Cette année électorale s’ouvre sur deux défis majeurs : les suites de la votation du 9 février 2014 qui incluraient une pénurie de main d’œuvre qualifiée; les conséquences du franc fort qui freineraient nos exportations, composant 70% de notre revenu national. De quelque côté que l’on se tourne, c’est le danger d’une crise économique dont les classes moyennes seraient les premières victimes. C’est la pointe d’une campagne électorale, là où il faut prendre courageusement position plutôt que de papoter sur des sujets mineurs.
Deux problèmes soigneusement dissimulés font ainsi impitoyablement surface : notre relation ambigüe avec l’UE ; notre réussite nationale dans un continent en crise.
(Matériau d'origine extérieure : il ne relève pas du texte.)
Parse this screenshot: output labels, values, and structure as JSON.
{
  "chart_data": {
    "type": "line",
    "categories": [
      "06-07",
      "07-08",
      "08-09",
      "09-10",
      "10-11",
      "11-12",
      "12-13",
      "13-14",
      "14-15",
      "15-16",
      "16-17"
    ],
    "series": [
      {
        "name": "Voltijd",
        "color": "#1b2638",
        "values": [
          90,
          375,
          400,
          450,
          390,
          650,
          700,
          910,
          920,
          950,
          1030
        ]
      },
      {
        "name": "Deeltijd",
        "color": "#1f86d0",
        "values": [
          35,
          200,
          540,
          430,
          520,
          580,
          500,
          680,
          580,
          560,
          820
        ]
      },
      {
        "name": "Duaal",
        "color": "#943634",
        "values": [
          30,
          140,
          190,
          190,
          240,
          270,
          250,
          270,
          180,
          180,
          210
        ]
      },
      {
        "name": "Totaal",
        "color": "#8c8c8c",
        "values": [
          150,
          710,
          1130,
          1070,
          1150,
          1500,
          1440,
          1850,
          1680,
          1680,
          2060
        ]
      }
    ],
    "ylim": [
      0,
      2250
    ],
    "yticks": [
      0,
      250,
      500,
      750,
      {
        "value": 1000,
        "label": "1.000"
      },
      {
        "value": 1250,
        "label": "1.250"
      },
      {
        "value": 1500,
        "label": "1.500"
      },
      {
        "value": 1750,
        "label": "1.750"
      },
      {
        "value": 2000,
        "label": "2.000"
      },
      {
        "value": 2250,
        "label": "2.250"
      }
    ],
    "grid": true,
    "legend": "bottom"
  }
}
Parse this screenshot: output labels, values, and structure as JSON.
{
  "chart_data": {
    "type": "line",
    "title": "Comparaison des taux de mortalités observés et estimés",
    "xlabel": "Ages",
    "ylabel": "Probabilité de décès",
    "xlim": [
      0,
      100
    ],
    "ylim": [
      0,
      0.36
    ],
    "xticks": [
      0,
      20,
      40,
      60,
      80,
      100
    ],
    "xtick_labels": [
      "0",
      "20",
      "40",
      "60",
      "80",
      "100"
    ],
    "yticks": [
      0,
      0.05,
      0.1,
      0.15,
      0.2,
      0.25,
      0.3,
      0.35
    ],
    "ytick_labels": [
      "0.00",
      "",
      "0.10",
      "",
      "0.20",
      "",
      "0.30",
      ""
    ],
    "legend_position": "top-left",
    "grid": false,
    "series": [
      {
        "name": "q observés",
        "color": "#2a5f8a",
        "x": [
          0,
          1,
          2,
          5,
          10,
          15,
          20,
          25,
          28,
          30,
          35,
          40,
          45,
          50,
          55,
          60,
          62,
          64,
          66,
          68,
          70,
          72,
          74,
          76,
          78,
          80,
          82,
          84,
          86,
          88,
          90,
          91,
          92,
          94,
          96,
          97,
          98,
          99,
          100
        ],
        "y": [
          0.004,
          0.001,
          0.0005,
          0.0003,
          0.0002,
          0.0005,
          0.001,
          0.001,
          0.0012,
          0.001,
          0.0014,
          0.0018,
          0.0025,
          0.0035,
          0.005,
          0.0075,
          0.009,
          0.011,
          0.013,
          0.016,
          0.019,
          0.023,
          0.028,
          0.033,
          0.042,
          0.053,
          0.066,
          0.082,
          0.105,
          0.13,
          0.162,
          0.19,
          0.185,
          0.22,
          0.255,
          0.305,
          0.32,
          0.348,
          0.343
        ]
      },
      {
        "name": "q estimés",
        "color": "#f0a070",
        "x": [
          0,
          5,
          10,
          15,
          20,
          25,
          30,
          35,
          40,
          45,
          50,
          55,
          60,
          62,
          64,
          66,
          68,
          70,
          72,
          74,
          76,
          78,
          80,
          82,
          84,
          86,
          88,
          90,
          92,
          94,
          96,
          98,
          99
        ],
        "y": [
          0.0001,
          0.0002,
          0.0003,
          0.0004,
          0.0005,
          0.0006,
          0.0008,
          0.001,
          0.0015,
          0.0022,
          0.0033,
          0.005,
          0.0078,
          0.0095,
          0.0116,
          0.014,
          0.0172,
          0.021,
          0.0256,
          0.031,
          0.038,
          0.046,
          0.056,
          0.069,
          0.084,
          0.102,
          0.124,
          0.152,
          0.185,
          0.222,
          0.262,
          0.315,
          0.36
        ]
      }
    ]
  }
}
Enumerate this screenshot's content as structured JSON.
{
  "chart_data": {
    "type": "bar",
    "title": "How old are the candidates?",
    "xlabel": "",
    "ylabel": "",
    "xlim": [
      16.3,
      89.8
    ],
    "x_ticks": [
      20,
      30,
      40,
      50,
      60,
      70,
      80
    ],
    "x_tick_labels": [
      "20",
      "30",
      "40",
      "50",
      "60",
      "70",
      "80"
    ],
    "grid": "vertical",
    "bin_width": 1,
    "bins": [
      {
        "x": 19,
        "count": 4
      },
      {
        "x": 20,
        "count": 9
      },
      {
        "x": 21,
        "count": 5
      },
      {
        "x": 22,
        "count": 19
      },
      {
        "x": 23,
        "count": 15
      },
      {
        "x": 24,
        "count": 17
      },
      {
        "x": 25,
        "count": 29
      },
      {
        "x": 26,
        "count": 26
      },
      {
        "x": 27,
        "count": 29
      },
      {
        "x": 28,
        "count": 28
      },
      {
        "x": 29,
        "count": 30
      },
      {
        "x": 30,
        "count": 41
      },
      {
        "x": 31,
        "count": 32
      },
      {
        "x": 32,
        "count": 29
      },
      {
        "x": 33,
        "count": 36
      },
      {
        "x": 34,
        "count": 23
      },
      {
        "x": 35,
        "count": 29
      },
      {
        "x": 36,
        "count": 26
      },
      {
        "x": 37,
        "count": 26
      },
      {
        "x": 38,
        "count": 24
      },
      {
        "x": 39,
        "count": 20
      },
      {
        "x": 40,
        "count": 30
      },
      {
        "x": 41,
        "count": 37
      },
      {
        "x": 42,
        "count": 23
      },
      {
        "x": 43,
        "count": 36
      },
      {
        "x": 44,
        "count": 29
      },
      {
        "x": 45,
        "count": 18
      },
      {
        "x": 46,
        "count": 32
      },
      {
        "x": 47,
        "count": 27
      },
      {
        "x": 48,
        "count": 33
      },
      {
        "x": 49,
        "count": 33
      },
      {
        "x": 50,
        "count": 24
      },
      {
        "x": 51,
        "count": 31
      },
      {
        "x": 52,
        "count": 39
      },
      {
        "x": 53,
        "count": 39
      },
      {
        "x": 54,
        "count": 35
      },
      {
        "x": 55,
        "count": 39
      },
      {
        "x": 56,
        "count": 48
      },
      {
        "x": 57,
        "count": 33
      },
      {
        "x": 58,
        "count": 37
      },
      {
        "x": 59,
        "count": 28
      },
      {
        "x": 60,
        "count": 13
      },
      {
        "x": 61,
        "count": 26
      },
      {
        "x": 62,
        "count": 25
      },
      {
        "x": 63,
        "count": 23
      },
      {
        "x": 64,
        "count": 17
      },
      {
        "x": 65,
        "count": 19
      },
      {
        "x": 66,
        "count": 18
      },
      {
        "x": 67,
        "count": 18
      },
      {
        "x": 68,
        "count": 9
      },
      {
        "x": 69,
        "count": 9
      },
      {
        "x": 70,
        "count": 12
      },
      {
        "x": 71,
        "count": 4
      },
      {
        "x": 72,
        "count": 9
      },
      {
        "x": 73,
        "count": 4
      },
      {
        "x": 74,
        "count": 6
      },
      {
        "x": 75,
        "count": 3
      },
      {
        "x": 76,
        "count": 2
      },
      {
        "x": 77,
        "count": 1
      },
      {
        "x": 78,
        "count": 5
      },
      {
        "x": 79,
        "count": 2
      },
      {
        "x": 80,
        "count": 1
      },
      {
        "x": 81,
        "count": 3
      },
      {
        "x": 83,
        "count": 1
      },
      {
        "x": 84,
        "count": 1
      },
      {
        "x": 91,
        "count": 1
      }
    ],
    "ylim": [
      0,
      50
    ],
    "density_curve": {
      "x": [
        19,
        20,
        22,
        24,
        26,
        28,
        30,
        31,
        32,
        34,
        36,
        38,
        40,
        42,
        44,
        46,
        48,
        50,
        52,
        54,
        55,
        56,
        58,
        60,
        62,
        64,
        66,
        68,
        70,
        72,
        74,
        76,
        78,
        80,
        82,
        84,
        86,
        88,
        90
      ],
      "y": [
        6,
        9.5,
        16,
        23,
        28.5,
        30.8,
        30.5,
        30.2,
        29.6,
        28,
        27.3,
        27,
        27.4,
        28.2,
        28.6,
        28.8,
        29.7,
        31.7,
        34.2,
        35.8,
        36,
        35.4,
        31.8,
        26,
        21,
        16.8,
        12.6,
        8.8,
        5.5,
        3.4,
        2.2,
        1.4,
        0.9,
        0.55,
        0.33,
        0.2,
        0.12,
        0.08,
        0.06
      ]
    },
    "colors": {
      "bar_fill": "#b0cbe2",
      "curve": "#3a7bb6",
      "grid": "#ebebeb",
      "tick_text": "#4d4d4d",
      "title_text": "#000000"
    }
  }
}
En allant à la source de ces défis, on retrouve deux fois le même problème : l’égoïsme nationaliste finit par se retourner contre celui qui le pratique. Comment pourrions-nous indéfiniment être prospères parmi des voisins en voie d’appauvrissement ? Comment fonctionner en fermant les frontières aux personnes et en exigeant de les ouvrir large aux marchandises ? Comment se désintéresser du sort de notre continent, comme s’il ne nous concernait pas ?
Un sondage récent donne 58% du peuple favorable aux relations bilatérales, plutôt qu’à l’application aveugle du nouvel article constitutionnel contre l’immigration, dite massive. C’est le moment d’exploiter cette brèche, c’est-à-dire de rappeler que l’UDC a lourdement menti aux citoyens en prétendant que son initiative ne mettrait pas en péril les relations bilatérales. Il faut tout de suite donner au peuple l’occasion de se prononcer clairement sur nos relations avec l’Europe, même au risque d’échouer.
Ce serait l’occasion de lui présenter en plus une proposition réglant nos problèmes de change avec nos voisins. Qu’on le veuille ou non nos échanges commerciaux avec nos voisins sont tellement importants que nous ne pouvons plus maintenir une indépendance factice et dangereuse du franc suisse. On ne peut pas être à la fois dehors et dedans, alors qu’on ne pèse pas plus qu’un Länder allemand.
Quoi que nous fassions, quel que soit notre égoïsme national, prétendument sacré, la Suisse n’est pas une île perdue dans l’Océan Pacifique. Elle est solidaire de son environnement géographique et économique. Il n’est pas possible d’être de plus en plus riche avec des voisins de plus en plus pauvres. Il n’est pas possible d’être heureux tout seul et encore moins de se gausser du malheur des autres.